La presunta agresión a José Bono durante la manifestación de la AVT del 22 de enero se complica, pero para el ministro. Carlos Valle, el juez que instruye el caso, ha declarado que "no había dato alguno para poder atribuir hecho delictivo a Isidoro Barrios y Antonia de la Cruz" y que el inspector jefe fue obligado a detenerles por el jefe de sección "o ambos iban a tener problemas". Por de pronto, el magistrado ha acusado al jefe de la Brigada Provincial de Información de Madrid y a dos agentes a su cargo de "detención ilegal" y "falsedad en documento público". Motivos suficientes para plantearse seriamente que Bono mintió y que Alonso es responsable de una detención arbitraria.

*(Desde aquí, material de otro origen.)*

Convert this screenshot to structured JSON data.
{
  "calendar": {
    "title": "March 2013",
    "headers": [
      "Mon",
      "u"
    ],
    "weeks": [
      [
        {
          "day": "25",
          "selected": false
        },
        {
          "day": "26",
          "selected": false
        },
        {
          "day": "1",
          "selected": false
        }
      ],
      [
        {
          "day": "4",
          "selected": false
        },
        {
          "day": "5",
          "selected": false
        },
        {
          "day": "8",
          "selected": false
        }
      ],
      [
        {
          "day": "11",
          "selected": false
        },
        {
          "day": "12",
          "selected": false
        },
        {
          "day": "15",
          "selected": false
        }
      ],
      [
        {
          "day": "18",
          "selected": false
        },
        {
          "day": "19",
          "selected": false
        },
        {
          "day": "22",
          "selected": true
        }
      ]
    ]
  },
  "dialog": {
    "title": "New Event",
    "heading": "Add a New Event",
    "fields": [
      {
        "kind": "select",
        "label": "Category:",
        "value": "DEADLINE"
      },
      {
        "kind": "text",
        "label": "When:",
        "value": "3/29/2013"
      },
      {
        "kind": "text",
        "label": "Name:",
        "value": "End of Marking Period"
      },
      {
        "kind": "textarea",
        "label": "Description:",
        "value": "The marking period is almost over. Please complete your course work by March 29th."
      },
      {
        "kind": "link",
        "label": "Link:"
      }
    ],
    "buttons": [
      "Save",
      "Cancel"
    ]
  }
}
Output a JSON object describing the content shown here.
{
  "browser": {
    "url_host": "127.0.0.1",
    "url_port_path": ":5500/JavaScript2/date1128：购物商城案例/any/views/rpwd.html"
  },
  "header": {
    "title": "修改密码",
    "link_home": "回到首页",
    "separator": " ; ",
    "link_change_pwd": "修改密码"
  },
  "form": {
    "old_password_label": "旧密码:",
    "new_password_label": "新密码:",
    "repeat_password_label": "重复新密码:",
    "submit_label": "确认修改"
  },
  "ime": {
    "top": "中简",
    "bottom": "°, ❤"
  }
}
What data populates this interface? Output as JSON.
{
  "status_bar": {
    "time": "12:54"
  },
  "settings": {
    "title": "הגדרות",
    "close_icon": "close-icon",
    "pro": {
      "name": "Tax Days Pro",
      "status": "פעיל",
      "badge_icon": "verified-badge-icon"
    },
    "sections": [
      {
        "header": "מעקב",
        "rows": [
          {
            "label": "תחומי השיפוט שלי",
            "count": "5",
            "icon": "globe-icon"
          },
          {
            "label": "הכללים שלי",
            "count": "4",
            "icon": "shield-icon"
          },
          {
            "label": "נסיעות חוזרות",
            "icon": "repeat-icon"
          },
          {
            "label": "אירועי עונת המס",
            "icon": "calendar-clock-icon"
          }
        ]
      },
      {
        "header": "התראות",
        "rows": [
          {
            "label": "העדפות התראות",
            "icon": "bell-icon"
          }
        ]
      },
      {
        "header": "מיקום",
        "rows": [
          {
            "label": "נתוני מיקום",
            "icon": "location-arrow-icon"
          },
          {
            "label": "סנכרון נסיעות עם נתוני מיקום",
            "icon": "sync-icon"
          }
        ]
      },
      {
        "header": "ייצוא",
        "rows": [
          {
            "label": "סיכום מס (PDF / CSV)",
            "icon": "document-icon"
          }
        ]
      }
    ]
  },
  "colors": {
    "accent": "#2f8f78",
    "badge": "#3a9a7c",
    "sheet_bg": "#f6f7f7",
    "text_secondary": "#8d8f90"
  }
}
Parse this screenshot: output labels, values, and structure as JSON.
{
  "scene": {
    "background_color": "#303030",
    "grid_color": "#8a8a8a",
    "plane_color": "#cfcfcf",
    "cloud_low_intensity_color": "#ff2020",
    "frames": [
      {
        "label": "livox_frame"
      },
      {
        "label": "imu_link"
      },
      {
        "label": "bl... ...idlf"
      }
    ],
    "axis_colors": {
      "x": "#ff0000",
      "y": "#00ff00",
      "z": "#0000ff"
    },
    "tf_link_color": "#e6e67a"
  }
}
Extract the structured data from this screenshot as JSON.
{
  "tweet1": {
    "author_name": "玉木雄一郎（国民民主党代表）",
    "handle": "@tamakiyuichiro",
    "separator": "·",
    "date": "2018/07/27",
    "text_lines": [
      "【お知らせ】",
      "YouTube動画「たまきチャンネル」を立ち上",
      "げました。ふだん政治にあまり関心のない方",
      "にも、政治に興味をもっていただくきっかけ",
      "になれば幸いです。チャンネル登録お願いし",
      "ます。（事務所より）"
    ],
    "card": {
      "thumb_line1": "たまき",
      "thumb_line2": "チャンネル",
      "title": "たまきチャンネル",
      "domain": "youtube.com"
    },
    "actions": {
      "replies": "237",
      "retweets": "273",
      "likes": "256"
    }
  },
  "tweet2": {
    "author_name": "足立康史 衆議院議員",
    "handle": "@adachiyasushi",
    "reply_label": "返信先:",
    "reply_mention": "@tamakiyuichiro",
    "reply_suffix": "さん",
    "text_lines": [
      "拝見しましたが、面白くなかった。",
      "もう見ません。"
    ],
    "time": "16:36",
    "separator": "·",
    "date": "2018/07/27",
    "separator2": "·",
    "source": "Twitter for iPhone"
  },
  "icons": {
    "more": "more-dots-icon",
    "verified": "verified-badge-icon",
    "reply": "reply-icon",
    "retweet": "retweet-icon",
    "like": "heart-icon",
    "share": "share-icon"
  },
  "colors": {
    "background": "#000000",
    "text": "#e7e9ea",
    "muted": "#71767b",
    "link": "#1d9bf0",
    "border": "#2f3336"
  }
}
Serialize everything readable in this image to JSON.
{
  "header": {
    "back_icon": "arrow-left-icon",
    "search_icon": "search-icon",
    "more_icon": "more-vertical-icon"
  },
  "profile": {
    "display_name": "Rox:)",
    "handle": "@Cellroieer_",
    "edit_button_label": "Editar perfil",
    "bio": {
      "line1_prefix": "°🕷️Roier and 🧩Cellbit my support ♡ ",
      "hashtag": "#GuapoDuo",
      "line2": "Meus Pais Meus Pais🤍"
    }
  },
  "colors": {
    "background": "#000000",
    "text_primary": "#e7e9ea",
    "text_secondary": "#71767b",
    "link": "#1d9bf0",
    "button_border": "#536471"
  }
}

Uno porque aseguró que había sido agredido, y el otro porque permitió a su delegado en Madrid actuar de un modo vergonzoso contra dos simples ciudadanos cuyo único “delito” era ser militantes del PP, partido que, por cierto, es el que mayor número de afiliados tiene en toda España.
 
Si queda finalmente demostrado que no hubo agresión y que los agentes actuaron obedeciendo oscuros intereses políticos, a Bono y a Alonso no les quedaría más remedio que dimitir si lo que quieren es salir airosos del trance. Eso sería lo normal, aunque, conociendo la catadura moral de este Gobierno, sospechamos que de dimitir nada.